Ultraviolet (UV) light has been used for a long time to eliminate germs, pathogens, bacteria, fungi and molds in various sectors of the pharmaceutical and beverage industries and in hospital environments. As it does not use chemical agents, it is effective, has a relatively low cost for maintenance and is ecologically friendly, China has opted for this resource more frequently in the fight against the new coronavirus (SARS-CoV-2). Now, the government is looking for other technologies and methods to apply it widely.

Thus, agencies of various services in the country have been using UV light in public buses and elevators. Recently, Shanghai’s public transport company Yanggao transformed a regular cleaning room into a disinfection chamber with this tool. This reduced the process of cleaning vehicles from 40 minutes to just five minutes.

“After the epidemic happened, we were actively looking for a more efficient disinfection method,” said Qin Jin, deputy general manager at the state-owned company. He explained that normally the process requires the full attention of two employees, who spray disinfectants on the surfaces of vehicles before cleaning them. “The problem with that is that they can’t get to certain corners,” he said.

The group recently entered into a partnership with a technology provider to convert two cleanrooms into this system. The premises are equipped with 210 UV tubes and have the capacity to disinfect up to 250 buses per day in each chamber. With a demand of around 1,000 vehicles daily on the Yanggao network, this implementation reduces the amount of overtime for staff and optimizes issues related to logistics and labor.

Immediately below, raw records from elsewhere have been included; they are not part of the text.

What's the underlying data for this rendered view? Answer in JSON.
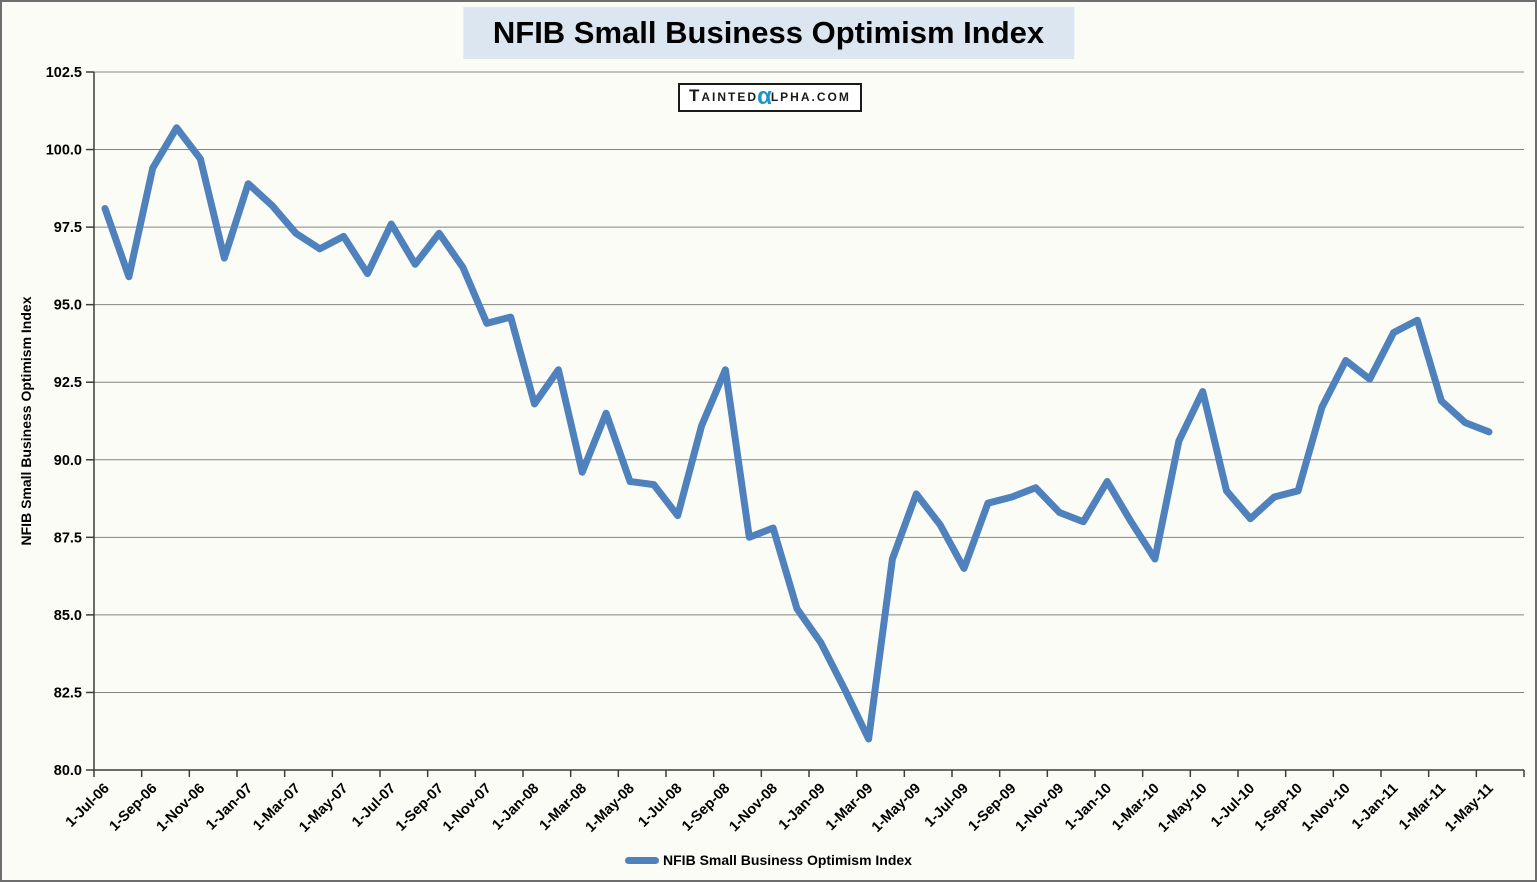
{
  "title": "NFIB Small Business Optimism Index",
  "y_axis_title": "NFIB Small Business Optimism Index",
  "watermark": {
    "t": "T",
    "ainted": "AINTED",
    "alpha": "α",
    "lpha": "LPHA.COM"
  },
  "legend": {
    "label": "NFIB Small Business Optimism Index"
  },
  "colors": {
    "line": "#4f81bd",
    "title_bg": "#dce6f1",
    "grid": "#848484",
    "axis": "#3c3c3c",
    "alpha_blue": "#1e93d1",
    "border": "#6e6e6e",
    "background": "#fcfcf7"
  },
  "chart_data": {
    "type": "line",
    "title": "NFIB Small Business Optimism Index",
    "xlabel": "",
    "ylabel": "NFIB Small Business Optimism Index",
    "ylim": [
      80.0,
      102.5
    ],
    "yticks": [
      80.0,
      82.5,
      85.0,
      87.5,
      90.0,
      92.5,
      95.0,
      97.5,
      100.0,
      102.5
    ],
    "grid": true,
    "legend_position": "bottom",
    "x": [
      "Jul-06",
      "Aug-06",
      "Sep-06",
      "Oct-06",
      "Nov-06",
      "Dec-06",
      "Jan-07",
      "Feb-07",
      "Mar-07",
      "Apr-07",
      "May-07",
      "Jun-07",
      "Jul-07",
      "Aug-07",
      "Sep-07",
      "Oct-07",
      "Nov-07",
      "Dec-07",
      "Jan-08",
      "Feb-08",
      "Mar-08",
      "Apr-08",
      "May-08",
      "Jun-08",
      "Jul-08",
      "Aug-08",
      "Sep-08",
      "Oct-08",
      "Nov-08",
      "Dec-08",
      "Jan-09",
      "Feb-09",
      "Mar-09",
      "Apr-09",
      "May-09",
      "Jun-09",
      "Jul-09",
      "Aug-09",
      "Sep-09",
      "Oct-09",
      "Nov-09",
      "Dec-09",
      "Jan-10",
      "Feb-10",
      "Mar-10",
      "Apr-10",
      "May-10",
      "Jun-10",
      "Jul-10",
      "Aug-10",
      "Sep-10",
      "Oct-10",
      "Nov-10",
      "Dec-10",
      "Jan-11",
      "Feb-11",
      "Mar-11",
      "Apr-11",
      "May-11"
    ],
    "x_tick_labels": [
      "1-Jul-06",
      "1-Sep-06",
      "1-Nov-06",
      "1-Jan-07",
      "1-Mar-07",
      "1-May-07",
      "1-Jul-07",
      "1-Sep-07",
      "1-Nov-07",
      "1-Jan-08",
      "1-Mar-08",
      "1-May-08",
      "1-Jul-08",
      "1-Sep-08",
      "1-Nov-08",
      "1-Jan-09",
      "1-Mar-09",
      "1-May-09",
      "1-Jul-09",
      "1-Sep-09",
      "1-Nov-09",
      "1-Jan-10",
      "1-Mar-10",
      "1-May-10",
      "1-Jul-10",
      "1-Sep-10",
      "1-Nov-10",
      "1-Jan-11",
      "1-Mar-11",
      "1-May-11"
    ],
    "series": [
      {
        "name": "NFIB Small Business Optimism Index",
        "values": [
          98.1,
          95.9,
          99.4,
          100.7,
          99.7,
          96.5,
          98.9,
          98.2,
          97.3,
          96.8,
          97.2,
          96.0,
          97.6,
          96.3,
          97.3,
          96.2,
          94.4,
          94.6,
          91.8,
          92.9,
          89.6,
          91.5,
          89.3,
          89.2,
          88.2,
          91.1,
          92.9,
          87.5,
          87.8,
          85.2,
          84.1,
          82.6,
          81.0,
          86.8,
          88.9,
          87.9,
          86.5,
          88.6,
          88.8,
          89.1,
          88.3,
          88.0,
          89.3,
          88.0,
          86.8,
          90.6,
          92.2,
          89.0,
          88.1,
          88.8,
          89.0,
          91.7,
          93.2,
          92.6,
          94.1,
          94.5,
          91.9,
          91.2,
          90.9
        ]
      }
    ]
  }
}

WHO and experts say care must be taken with UV
The World Health Organization (WHO) warns that UV lamps should not be used to sterilize hands or other areas of the skin. According to the body, UV radiation can cause skin irritation – to avoid this, Qin says that the chambers are sealed after the vehicles enter and activated by the team on the outside. Health experts say that UV light is not normally used to disinfect public areas, but it can be effective if applied carefully and correctly.

Paul Tambyah, president of the Asia-Pacific Clinical Microbiology and Infection Society, agrees that this process can be effective, but it also highlights the potential risk of skin cancer. “UV disinfection is widely used in hospitals around the world, after patients leave the room. This feature is used in pathogens resistant to antimicrobials, tuberculosis and other infectious agents.” He adds that, although it is generally not applied to public transport, “there are no reasons why it doesn’t work”.

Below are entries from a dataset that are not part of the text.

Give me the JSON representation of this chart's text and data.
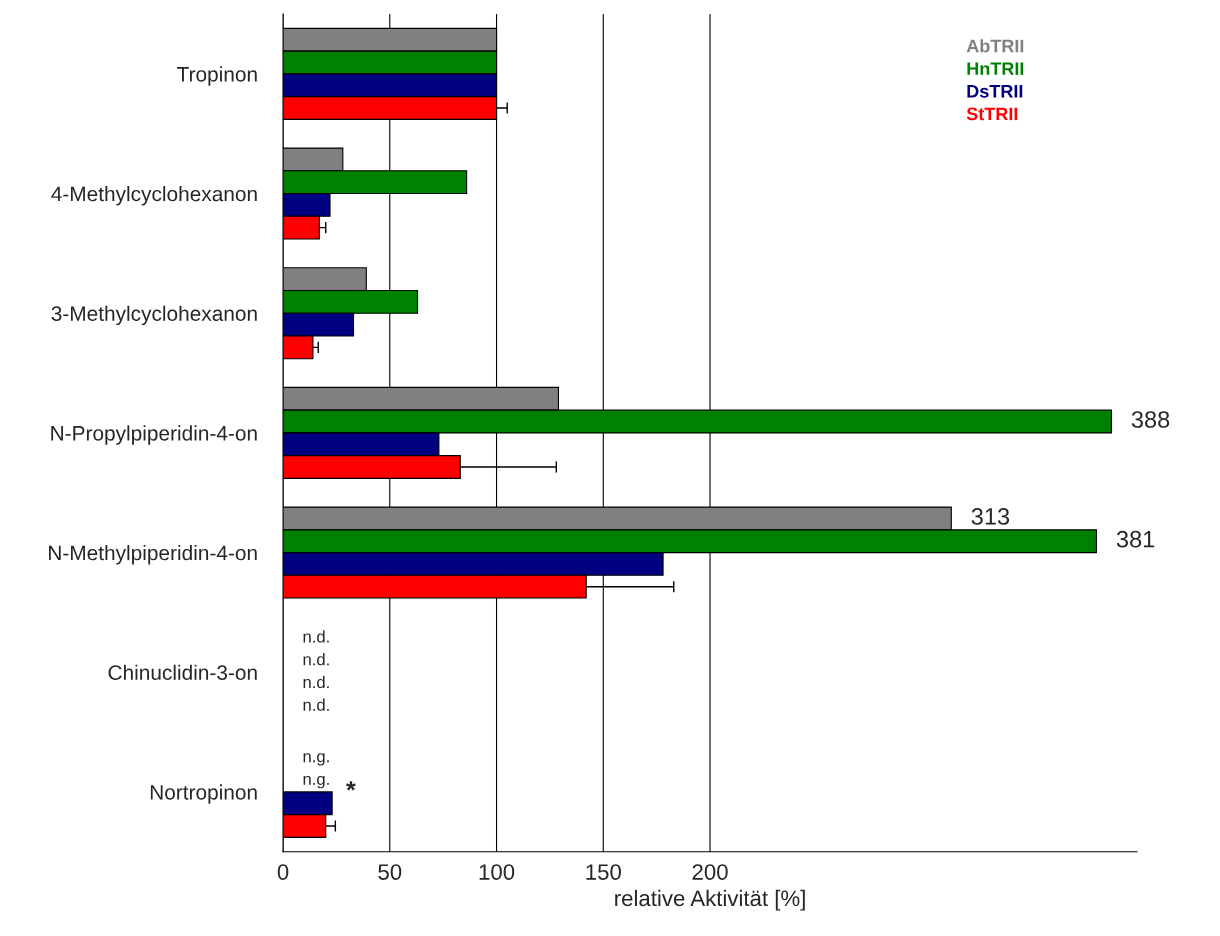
{
  "chart_data": {
    "type": "bar",
    "orientation": "horizontal",
    "xlabel": "relative Aktivität [%]",
    "categories": [
      "Tropinon",
      "4-Methylcyclohexanon",
      "3-Methylcyclohexanon",
      "N-Propylpiperidin-4-on",
      "N-Methylpiperidin-4-on",
      "Chinuclidin-3-on",
      "Nortropinon"
    ],
    "series": [
      {
        "name": "AbTRII",
        "color": "#808080",
        "values": [
          100,
          28,
          39,
          129,
          313,
          null,
          null
        ],
        "value_labels": [
          null,
          null,
          null,
          null,
          "313",
          "n.d.",
          "n.g."
        ]
      },
      {
        "name": "HnTRII",
        "color": "#008000",
        "values": [
          100,
          86,
          63,
          388,
          381,
          null,
          null
        ],
        "value_labels": [
          null,
          null,
          null,
          "388",
          "381",
          "n.d.",
          "n.g."
        ]
      },
      {
        "name": "DsTRII",
        "color": "#000080",
        "values": [
          100,
          22,
          33,
          73,
          178,
          null,
          23
        ],
        "value_labels": [
          null,
          null,
          null,
          null,
          null,
          "n.d.",
          null
        ]
      },
      {
        "name": "StTRII",
        "color": "#ff0000",
        "values": [
          100,
          17,
          14,
          83,
          142,
          null,
          20
        ],
        "value_labels": [
          null,
          null,
          null,
          null,
          null,
          "n.d.",
          null
        ],
        "errors": [
          5,
          3,
          2.5,
          45,
          41,
          null,
          4.5
        ]
      }
    ],
    "xlim": [
      0,
      400
    ],
    "xticks": [
      0,
      50,
      100,
      150,
      200
    ],
    "grid": "x",
    "legend": "top right",
    "annotations": [
      {
        "text": "*",
        "x": 23,
        "y": "Nortropinon"
      }
    ]
  }
}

UV rays in “smart elevators”
Yanggao is not the only organization that invests on this front. The Central Bank of China said in February that it had been disinfecting and isolating cash notes with the help of UV lights to combat the new coronavirus. A market supervision department in Guangdong province, in the south of the country, even proposes an “intelligent UV lift disinfection system” to clean the hard-to-reach corners and eliminate traces of cleaning fluids.

The project calls for UV tubes in elevators to be activated when sensors confirm the absence of users. Then, the UV rays would scan and turn off automatically. The idea is to implement this in public spaces, such as hospital elevators – it remains to be seen whether safety protocols will be really effective in ensuring that no one is in these environments during application.